Measuring the Cost of Shelter for Homeowners: Theoretical and Empirical Considerations
Author(s) -
Robert Gillingham
Publication year - 1983
Publication title -
the review of economics and statistics
Language(s) - English
Resource type - Journals
SCImago Journal Rank - 8.999
H-Index - 165
eISSN - 1530-9142
pISSN - 0034-6535
DOI - 10.2307/1924491
Subject(s) - economics , natural resource economics , environmental science , business
RECENT economic developments have aroused substantial interest in the treatment in the Consumer Price Index (CPI) of the cost of shelter for homeowners.' From December 1977, when the latest version of the CPI was introduced, until December 1980, the all-items CPI increased at an average annual rate of 11.6%, while the homeownership component increased at an average annual rate of 16.2%. Relative to all of the other goods and services in the CPI, the homeownership component has increased by 17.5% over the same time period. If the relative price of homeownership had remained constant the growth rate of the CPI would have been reduced to 10.1%. The question which has been raised is whether the rapid relative increase in the homeownership component, which has had such an important impact on the CPI, truly reflects changes in the cost of shelter. This question is not only important, but difficult, encompassing many subsidiary questions and auxiliary issues. The purposes of this paper are threefold: (1) to outline briefly a conceptual framework for the CPI, which leads to a straightforward specification of what the shelter component of the CPI should measure, (2) to evaluate the theoretical properties of alternative procedures designed to approximate this measurement objective and (3) present empirical evidence on the operational difficulties involved in pursuing a new approach to shelter cost measurement.
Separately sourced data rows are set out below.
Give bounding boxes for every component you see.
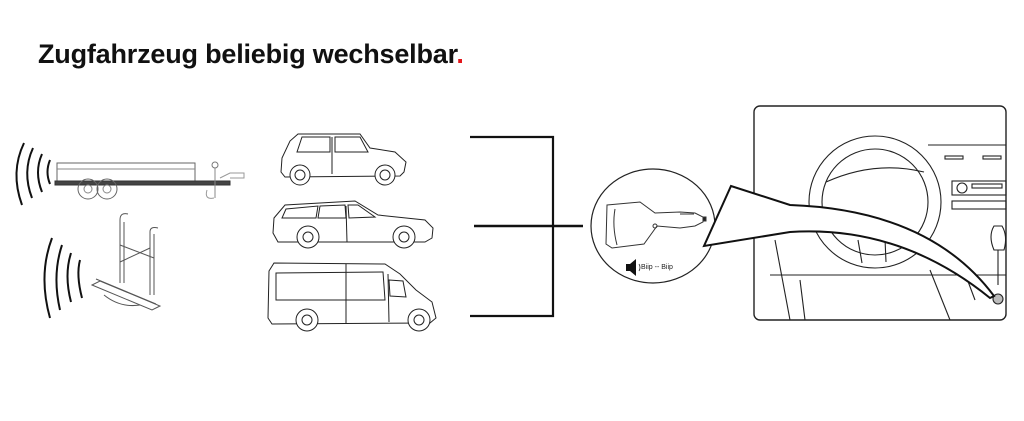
trailer-icon <box>54 161 245 200</box>
trailer-group <box>15 142 245 206</box>
station-wagon-icon <box>272 200 434 249</box>
title-accent-dot: . <box>456 39 464 69</box>
compact-car-icon <box>280 133 407 186</box>
steering-wheel-icon <box>808 135 942 269</box>
van-icon <box>267 262 437 332</box>
curved-arrow-icon <box>702 184 996 300</box>
bike-carrier-group <box>43 213 162 319</box>
title-text: Zugfahrzeug beliebig wechselbar <box>38 39 457 69</box>
speaker-icon <box>626 259 636 276</box>
beep-label: Biip -- Biip <box>641 264 673 271</box>
connector-bracket <box>470 135 583 318</box>
radio-waves-icon <box>43 237 83 319</box>
plug-receiver-icon <box>605 201 707 249</box>
bike-carrier-icon <box>90 213 162 311</box>
page-title: Zugfahrzeug beliebig wechselbar. <box>38 39 464 70</box>
radio-waves-icon <box>15 142 51 206</box>
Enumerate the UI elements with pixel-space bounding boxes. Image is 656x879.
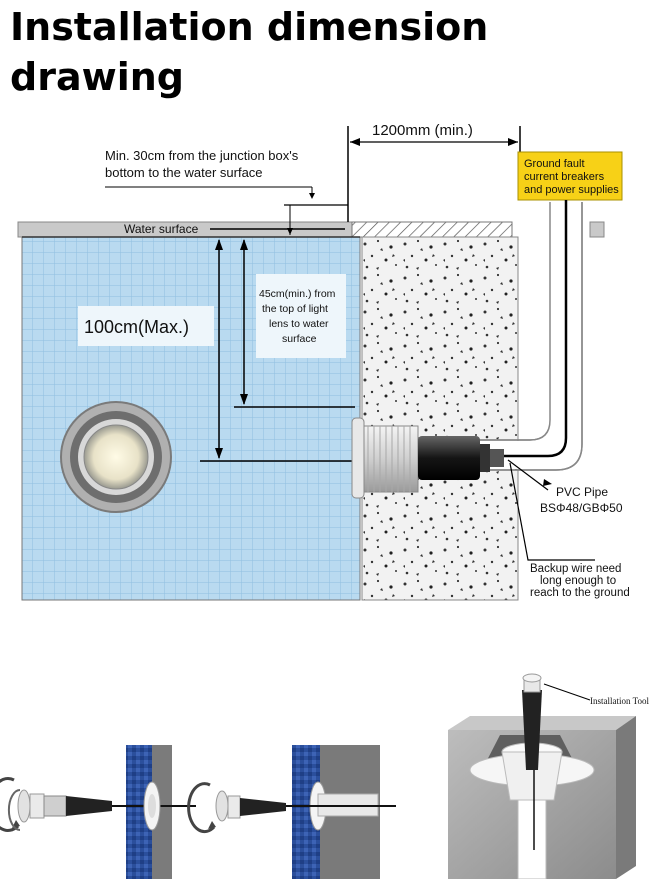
- light-side-view: [351, 417, 504, 499]
- dim-1200-arrow-left: [350, 138, 360, 146]
- backup-line1: Backup wire need: [530, 563, 621, 575]
- pvc-line2: BSΦ48/GBΦ50: [540, 501, 623, 515]
- ground-hatch: [351, 221, 513, 238]
- tool-label: Installation Tool: [590, 696, 649, 706]
- backup-leader: [509, 462, 595, 561]
- ground-fault-line2: current breakers: [524, 171, 605, 183]
- backup-line2: long enough to: [540, 575, 616, 587]
- pvc-leader: [507, 459, 549, 491]
- ground-fault-box: [517, 151, 623, 201]
- depth-max-label: 100cm(Max.): [84, 317, 189, 337]
- lens-line3: lens to water: [269, 318, 329, 330]
- cable: [490, 200, 568, 458]
- ground-fault-line1: Ground fault: [524, 158, 585, 170]
- dim-1200-arrow-right: [508, 138, 518, 146]
- water-surface-label: Water surface: [124, 222, 199, 236]
- pvc-line1: PVC Pipe: [556, 485, 608, 499]
- junction-note-line1: Min. 30cm from the junction box's: [105, 148, 299, 163]
- junction-note-line2: bottom to the water surface: [105, 165, 263, 180]
- install-step-2: [187, 745, 396, 879]
- backup-line3: reach to the ground: [530, 587, 630, 599]
- depth-label-bg: [78, 306, 214, 346]
- width-min-label: 1200mm (min.): [372, 122, 473, 139]
- coping-right: [589, 221, 605, 238]
- lens-line4: surface: [282, 333, 317, 345]
- lens-line2: the top of light: [262, 303, 328, 315]
- page-title: Installation dimension drawing: [10, 5, 489, 99]
- lens-line1: 45cm(min.) from: [259, 288, 336, 300]
- pool-light-front: [60, 401, 172, 513]
- install-step-3: [448, 673, 636, 879]
- lens-label-bg: [256, 274, 346, 358]
- ground-fault-line3: and power supplies: [524, 184, 619, 196]
- install-step-1: [0, 745, 196, 879]
- concrete-wall: [361, 236, 519, 601]
- tool-leader: [543, 683, 591, 701]
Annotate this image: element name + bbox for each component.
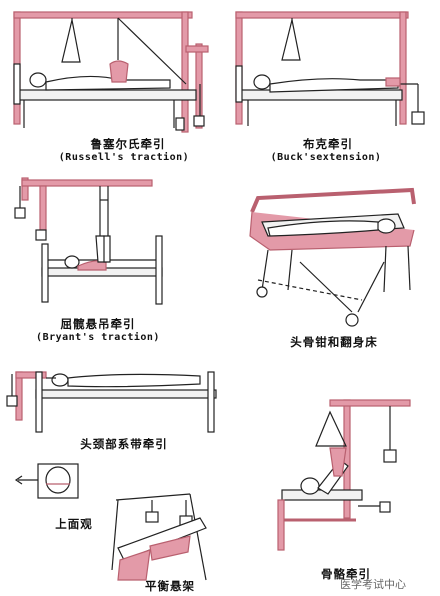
balanced-suspension-figure bbox=[111, 493, 207, 581]
russell-traction-figure bbox=[13, 11, 209, 133]
buck-english-label: (Buck'sextension) bbox=[270, 152, 382, 163]
russell-english-label: (Russell's traction) bbox=[58, 152, 190, 163]
top-view-figure bbox=[14, 463, 79, 499]
top-view-label: 上面观 bbox=[55, 517, 93, 531]
skeletal-traction-label: 骨骼牵引 bbox=[321, 567, 371, 581]
turning-bed-label: 头骨钳和翻身床 bbox=[290, 335, 378, 349]
skeletal-traction-figure bbox=[277, 399, 411, 551]
head-neck-traction-figure bbox=[6, 371, 217, 433]
watermark: 医学考试中心 bbox=[340, 578, 406, 591]
turning-bed-figure bbox=[249, 187, 416, 327]
bryant-label: 屈髋悬吊牵引 bbox=[60, 317, 136, 331]
buck-extension-figure bbox=[235, 11, 425, 126]
head-neck-label: 头颈部系带牵引 bbox=[80, 437, 168, 451]
bryant-traction-figure bbox=[14, 177, 163, 305]
balanced-suspension-label: 平衡悬架 bbox=[145, 579, 195, 593]
russell-label: 鲁塞尔氏牵引 bbox=[90, 137, 166, 151]
bryant-english-label: (Bryant's traction) bbox=[36, 332, 160, 343]
buck-label: 布克牵引 bbox=[303, 137, 353, 151]
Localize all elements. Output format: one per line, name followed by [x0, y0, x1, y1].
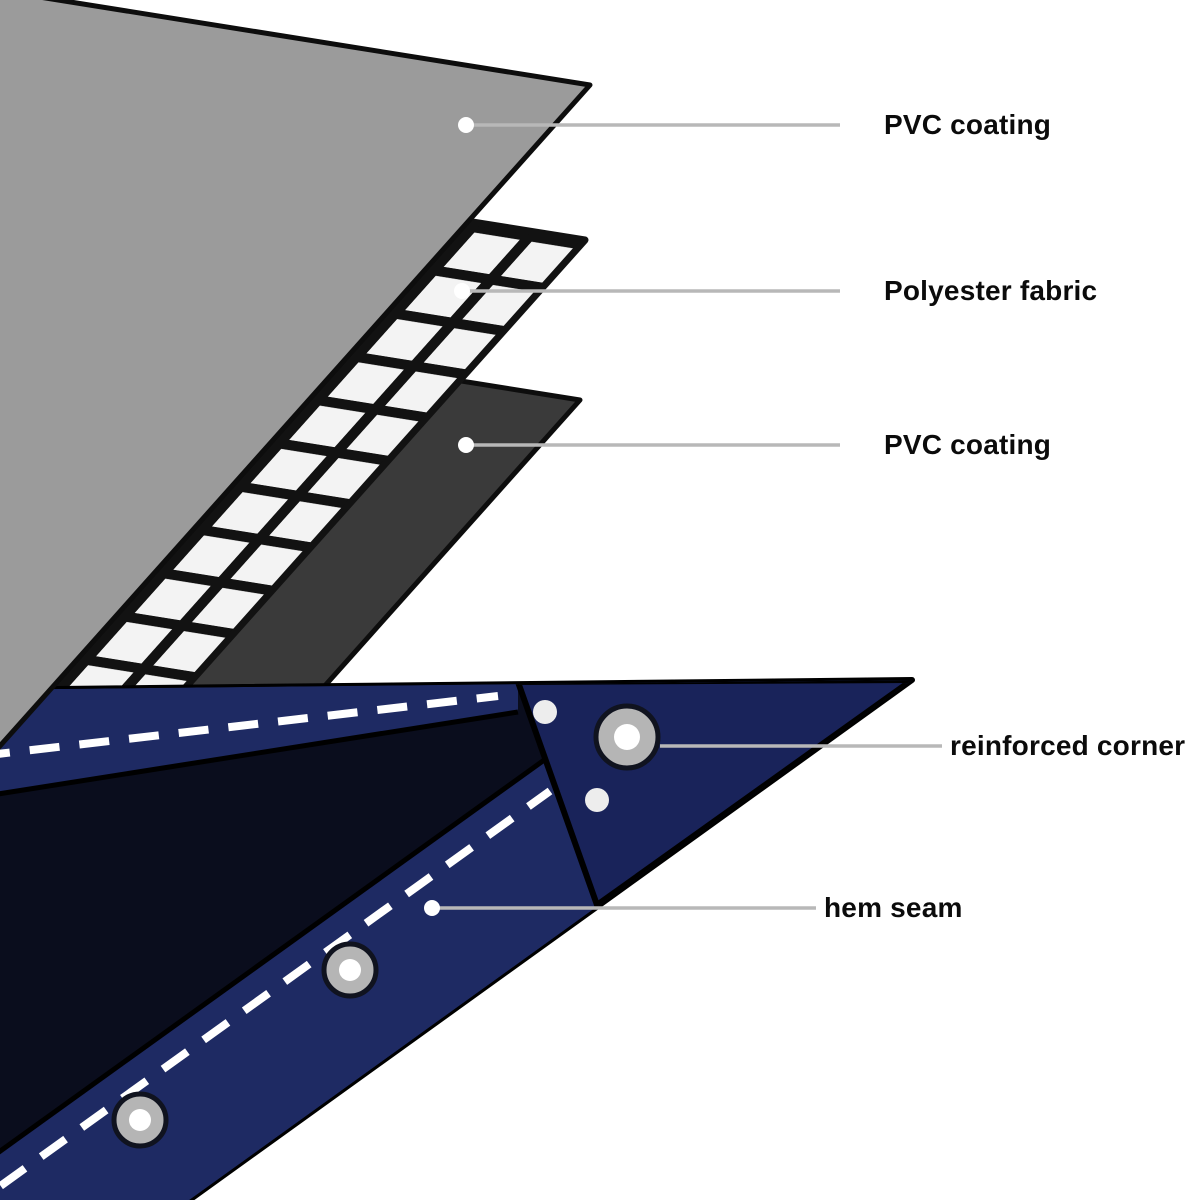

Two main conclusions are reached. First, on both theoretical and empirical grounds, a "rental equivalence" approach to measuring shelter costs for owner-occupants is preferred. Second, an estimated rental equivalence measure has grown more slowly over (at least) the past six years, than the official CPI homeownership component. Given the way in which the CPI is used to escalate both private and public expenditures, these results demonstrate that the choice of measurement technique has important distributional implications.